The U.S. Dollar Index remained flat during Asian hours but was still on track for a sharp weekly decline. Dollar Index Futures were also unchanged as of 04:50 GMT.
Fed Rate Cut Expectations Rise
Traders significantly boosted the probability of a 25-basis-point Fed cut at the December 9–10 meeting. The odds climbed to around 87%, up from roughly 40% one week earlier. This shift pushed the dollar lower and reduced yields across the U.S. Treasury curve.
The move was supported by soft U.S. economic data and dovish comments from Federal Reserve officials. Still, investors remain cautious given the limited data flow and the mixed signals coming from policymakers.
Speculation surrounding the potential appointment of Kevin Hassett as the next Fed Chair added another point of uncertainty. Markets expect that a Hassett-led Fed could lean toward earlier rate cuts and stronger support for economic growth — a scenario that would typically weigh further on the dollar.
Among regional currencies, the South Korean won strengthened 0.2%, while the Singapore dollar traded flat.
The Indian rupee edged up 0.1%, and the Malaysian ringgit was steady.
In China, the onshore yuan saw little change.
The Australian dollar was also muted.
Tokyo Inflation Strengthens BOJ Hike Expectations
In Japan, attention centered on Tokyo’s consumer price figures. Inflation in the capital stayed above the BOJ’s 2% target, increasing expectations that the central bank may consider raising interest rates again.
Tokyo’s core inflation has been holding in the high 2% range, strengthening the case for near-term policy tightening. The Japanese yen reflected this outlook, with the USD/JPY pair slipping 0.1%.
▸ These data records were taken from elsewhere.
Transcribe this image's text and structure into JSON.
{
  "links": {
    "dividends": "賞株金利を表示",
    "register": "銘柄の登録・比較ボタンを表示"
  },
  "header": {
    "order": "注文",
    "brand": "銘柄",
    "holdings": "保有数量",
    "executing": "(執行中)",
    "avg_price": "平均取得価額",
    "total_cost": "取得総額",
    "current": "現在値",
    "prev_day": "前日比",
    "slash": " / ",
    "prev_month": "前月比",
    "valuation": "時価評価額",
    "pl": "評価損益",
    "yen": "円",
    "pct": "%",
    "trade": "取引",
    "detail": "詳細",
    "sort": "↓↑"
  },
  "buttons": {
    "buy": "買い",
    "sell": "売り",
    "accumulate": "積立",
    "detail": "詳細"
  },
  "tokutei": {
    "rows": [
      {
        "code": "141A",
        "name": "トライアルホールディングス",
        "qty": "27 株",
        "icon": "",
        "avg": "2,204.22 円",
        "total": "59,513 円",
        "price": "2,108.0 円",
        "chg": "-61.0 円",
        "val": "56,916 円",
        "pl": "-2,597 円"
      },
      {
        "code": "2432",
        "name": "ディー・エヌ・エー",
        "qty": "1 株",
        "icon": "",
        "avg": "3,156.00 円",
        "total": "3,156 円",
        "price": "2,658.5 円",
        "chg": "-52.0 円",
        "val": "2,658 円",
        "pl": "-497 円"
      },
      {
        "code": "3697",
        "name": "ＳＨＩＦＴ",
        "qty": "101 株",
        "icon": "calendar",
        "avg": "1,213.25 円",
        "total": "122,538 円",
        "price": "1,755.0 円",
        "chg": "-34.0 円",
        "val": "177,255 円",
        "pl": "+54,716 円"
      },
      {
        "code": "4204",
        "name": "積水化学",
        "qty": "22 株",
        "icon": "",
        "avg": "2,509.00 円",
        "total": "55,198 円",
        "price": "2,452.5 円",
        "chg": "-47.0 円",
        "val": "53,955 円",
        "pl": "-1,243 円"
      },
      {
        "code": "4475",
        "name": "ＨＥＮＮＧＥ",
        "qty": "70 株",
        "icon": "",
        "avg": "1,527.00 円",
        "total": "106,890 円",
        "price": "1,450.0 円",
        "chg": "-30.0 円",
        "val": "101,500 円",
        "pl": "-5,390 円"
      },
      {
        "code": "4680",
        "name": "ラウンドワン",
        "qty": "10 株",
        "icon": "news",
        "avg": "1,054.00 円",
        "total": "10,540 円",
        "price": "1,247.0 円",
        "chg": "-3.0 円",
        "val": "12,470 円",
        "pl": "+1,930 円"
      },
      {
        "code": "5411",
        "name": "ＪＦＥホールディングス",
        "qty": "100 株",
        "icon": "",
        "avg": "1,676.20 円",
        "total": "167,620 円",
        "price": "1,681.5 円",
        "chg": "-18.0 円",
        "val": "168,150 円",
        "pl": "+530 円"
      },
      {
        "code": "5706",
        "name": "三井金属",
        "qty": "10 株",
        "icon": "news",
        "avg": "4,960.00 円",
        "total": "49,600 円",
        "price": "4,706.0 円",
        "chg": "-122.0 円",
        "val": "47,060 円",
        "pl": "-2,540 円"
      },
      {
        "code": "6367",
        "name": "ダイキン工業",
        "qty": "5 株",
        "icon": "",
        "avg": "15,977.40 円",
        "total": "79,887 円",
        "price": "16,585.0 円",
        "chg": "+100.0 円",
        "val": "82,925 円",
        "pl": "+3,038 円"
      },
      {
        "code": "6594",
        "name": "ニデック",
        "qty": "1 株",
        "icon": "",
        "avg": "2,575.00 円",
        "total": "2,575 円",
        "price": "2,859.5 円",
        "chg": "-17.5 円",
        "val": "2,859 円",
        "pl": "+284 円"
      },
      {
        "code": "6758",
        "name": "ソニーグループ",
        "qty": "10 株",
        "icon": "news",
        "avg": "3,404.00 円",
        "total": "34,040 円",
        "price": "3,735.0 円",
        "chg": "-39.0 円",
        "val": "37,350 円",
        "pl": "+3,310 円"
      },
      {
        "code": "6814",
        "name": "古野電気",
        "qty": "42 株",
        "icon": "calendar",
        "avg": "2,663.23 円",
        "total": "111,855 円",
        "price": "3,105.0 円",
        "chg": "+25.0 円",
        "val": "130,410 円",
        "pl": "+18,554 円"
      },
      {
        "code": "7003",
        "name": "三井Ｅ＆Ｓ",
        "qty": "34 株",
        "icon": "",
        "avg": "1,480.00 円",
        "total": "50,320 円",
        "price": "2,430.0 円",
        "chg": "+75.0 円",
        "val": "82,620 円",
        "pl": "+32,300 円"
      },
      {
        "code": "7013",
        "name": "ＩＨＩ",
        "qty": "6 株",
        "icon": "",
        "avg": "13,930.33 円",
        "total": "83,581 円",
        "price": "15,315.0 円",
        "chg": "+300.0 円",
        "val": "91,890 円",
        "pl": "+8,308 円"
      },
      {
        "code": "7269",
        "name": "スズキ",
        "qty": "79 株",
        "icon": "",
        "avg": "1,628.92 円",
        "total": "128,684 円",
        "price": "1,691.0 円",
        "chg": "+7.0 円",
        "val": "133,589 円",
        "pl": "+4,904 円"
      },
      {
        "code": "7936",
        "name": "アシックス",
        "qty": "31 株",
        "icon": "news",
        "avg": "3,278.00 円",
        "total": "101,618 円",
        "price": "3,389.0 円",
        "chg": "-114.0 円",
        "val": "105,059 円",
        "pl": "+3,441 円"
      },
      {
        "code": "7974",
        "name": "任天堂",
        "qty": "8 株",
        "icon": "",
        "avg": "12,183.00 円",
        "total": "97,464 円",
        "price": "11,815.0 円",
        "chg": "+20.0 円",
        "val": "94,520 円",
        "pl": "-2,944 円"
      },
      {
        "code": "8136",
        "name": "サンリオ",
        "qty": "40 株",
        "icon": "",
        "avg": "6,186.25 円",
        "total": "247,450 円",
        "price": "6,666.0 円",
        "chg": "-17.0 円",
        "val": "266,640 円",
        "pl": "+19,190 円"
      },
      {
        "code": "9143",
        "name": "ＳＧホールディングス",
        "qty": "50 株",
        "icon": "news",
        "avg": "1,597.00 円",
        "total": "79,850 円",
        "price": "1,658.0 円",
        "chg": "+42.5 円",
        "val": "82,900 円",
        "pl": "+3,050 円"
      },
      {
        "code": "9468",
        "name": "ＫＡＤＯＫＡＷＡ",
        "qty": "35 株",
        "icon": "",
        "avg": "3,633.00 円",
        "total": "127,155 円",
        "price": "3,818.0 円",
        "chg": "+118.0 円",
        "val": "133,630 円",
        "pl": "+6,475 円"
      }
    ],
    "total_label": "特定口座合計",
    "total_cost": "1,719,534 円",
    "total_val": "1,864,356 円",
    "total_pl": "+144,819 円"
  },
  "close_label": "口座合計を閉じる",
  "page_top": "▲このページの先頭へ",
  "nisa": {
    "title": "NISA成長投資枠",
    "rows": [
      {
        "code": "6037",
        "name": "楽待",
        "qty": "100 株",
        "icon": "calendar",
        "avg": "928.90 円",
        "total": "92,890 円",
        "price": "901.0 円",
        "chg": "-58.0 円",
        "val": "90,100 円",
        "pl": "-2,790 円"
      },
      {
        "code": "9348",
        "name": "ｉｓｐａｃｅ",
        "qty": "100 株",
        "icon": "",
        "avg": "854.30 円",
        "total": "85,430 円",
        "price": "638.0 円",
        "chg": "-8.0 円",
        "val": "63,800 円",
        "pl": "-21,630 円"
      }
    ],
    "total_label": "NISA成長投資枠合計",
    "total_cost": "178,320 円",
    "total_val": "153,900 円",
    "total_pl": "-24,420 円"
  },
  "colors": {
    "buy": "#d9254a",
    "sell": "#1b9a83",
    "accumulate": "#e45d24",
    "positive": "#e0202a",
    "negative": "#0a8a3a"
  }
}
Additional data released on Friday showed stronger-than-expected industrial production and retail sales, further supporting the prospect of a December BOJ rate hike.
As ING analysts noted, “Japanese inflation remained well above 2%, while stronger-than-expected production and retail sales are likely to reinforce the Bank of Japan’s confidence to hike interest rates in December.”